Department of Biostatistics, Epidemiology, and Informatics, University of Pennsylvania Perelman School of Medicine, Philadelphia, PA, USA.
NPJ Digit Med. 2025 Jul 15;8(1):442. doi: 10.1038/s41746-025-01781-1.
Clinical insights from real-world data often require aggregating information from institutions to ensure sufficient sample sizes and generalizability. However, patient privacy concerns only limit the sharing of patient-level data, and traditional federated learning algorithms, relying on extensive back-and-forth communications, can be inefficient to implement. We introduce the Collaborative One-shot Lossless Algorithm for Generalized Linear Models (COLA-GLM), a novel federated learning algorithm that supports diverse outcome types via generalized linear models and achieves results identical to a pooled patient-level data analysis (lossless) with only a single round of aggregated data exchange (one-shot). To further protect aggregated institutional data, we developed a secure extension, secure-COLA-GLM, utilizing homomorphic encryption. We demonstrated the effectiveness and lossless property of COLA-GLM through applications to an international influenza cohort and a decentralized U.S. COVID-19 mortality study. COLA-GLM and secure-COLA-GLM offer a scalable, efficient solution for decentralized collaborative learning involving multiple data partners and diverse security requirements.

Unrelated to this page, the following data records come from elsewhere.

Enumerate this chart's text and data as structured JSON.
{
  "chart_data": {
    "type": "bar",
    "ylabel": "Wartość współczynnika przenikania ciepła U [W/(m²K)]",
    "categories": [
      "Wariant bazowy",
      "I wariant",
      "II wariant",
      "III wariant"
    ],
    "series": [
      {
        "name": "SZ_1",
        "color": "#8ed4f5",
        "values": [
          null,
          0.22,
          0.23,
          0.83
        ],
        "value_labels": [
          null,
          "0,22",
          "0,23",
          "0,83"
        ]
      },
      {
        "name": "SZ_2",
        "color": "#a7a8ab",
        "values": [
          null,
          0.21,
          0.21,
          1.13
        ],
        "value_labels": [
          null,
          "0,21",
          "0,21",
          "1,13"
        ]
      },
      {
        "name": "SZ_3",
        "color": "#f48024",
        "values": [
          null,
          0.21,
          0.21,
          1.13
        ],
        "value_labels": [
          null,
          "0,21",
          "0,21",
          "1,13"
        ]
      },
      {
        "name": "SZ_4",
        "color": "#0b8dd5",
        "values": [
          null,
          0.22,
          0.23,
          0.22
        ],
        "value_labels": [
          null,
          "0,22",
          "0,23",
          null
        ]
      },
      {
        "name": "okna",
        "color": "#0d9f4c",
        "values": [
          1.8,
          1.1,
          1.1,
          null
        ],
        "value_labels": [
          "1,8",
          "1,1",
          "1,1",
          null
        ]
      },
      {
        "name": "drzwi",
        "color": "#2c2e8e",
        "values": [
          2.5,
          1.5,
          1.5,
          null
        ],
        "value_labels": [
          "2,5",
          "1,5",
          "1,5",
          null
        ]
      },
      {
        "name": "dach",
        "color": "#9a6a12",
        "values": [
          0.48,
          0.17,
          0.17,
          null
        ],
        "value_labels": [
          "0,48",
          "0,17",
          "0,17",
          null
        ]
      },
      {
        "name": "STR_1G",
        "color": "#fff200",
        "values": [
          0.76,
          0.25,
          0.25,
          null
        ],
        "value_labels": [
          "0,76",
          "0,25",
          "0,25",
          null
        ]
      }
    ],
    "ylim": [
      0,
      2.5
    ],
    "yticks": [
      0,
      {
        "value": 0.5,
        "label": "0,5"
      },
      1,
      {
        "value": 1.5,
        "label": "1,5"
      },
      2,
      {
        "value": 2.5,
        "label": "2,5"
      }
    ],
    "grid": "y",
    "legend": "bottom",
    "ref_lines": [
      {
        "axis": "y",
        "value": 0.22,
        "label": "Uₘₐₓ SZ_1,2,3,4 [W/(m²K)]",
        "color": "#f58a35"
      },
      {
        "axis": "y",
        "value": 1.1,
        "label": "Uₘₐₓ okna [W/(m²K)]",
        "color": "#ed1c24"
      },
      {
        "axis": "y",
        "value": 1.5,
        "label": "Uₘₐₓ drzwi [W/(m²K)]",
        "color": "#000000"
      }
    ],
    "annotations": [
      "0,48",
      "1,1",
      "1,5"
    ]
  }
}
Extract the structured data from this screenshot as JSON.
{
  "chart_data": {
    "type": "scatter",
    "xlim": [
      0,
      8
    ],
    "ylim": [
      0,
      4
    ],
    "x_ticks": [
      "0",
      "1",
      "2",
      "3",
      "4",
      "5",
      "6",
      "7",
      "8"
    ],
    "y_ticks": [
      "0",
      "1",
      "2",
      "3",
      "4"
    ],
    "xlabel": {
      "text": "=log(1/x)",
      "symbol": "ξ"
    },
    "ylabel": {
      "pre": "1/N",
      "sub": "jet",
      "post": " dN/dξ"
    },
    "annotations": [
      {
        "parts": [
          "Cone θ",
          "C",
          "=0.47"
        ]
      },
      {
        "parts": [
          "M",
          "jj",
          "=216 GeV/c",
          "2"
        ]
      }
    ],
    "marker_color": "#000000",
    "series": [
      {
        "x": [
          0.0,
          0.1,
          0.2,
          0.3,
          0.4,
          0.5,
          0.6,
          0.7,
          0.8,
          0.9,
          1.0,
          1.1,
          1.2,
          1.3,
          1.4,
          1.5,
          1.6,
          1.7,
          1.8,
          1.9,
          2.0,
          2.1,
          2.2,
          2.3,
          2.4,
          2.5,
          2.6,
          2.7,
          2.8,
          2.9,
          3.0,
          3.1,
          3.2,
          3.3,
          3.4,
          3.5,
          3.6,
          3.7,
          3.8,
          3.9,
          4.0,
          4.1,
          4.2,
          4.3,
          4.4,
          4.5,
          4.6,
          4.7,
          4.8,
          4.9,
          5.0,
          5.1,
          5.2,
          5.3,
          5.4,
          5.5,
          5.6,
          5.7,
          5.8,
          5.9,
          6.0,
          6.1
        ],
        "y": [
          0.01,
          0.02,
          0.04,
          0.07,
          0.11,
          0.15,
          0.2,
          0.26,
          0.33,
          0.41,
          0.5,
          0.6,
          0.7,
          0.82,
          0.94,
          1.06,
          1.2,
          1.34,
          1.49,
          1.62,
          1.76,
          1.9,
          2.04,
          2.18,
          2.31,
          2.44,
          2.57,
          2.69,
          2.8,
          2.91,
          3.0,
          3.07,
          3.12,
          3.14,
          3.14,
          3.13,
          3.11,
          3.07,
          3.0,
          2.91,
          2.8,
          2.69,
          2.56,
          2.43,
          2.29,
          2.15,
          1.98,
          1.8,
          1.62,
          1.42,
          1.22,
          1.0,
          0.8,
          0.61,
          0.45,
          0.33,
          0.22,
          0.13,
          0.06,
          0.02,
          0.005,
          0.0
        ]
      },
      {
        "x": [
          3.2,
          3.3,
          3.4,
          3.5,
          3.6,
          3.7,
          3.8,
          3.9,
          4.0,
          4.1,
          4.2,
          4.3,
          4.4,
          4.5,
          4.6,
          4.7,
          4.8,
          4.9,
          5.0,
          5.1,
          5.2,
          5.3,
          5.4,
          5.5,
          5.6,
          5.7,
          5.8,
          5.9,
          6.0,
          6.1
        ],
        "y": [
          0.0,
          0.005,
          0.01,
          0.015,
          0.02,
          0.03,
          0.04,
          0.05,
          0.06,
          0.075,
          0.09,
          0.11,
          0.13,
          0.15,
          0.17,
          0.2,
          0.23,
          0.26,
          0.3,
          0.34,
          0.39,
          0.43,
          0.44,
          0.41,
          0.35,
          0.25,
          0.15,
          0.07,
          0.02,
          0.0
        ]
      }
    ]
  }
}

来自真实世界数据的临床见解通常需要汇总来自各机构的信息,以确保足够的样本量和可推广性。然而,患者隐私问题仅限制了患者层面数据的共享,而传统的联邦学习算法依赖大量的来回通信,实施起来可能效率低下。我们引入了广义线性模型的协作一次性无损算法(COLA-GLM),这是一种新颖的联邦学习算法,它通过广义线性模型支持多种结果类型,并且仅通过一轮汇总数据交换(一次性)就能实现与汇总患者层面数据分析相同的结果(无损)。为了进一步保护汇总的机构数据,我们利用同态加密开发了一个安全扩展版本,即安全COLA-GLM。我们通过将其应用于一个国际流感队列和一项分散式美国新冠肺炎死亡率研究,证明了COLA-GLM的有效性和无损特性。COLA-GLM和安全COLA-GLM为涉及多个数据伙伴和不同安全要求的分散式协作学习提供了一种可扩展、高效的解决方案。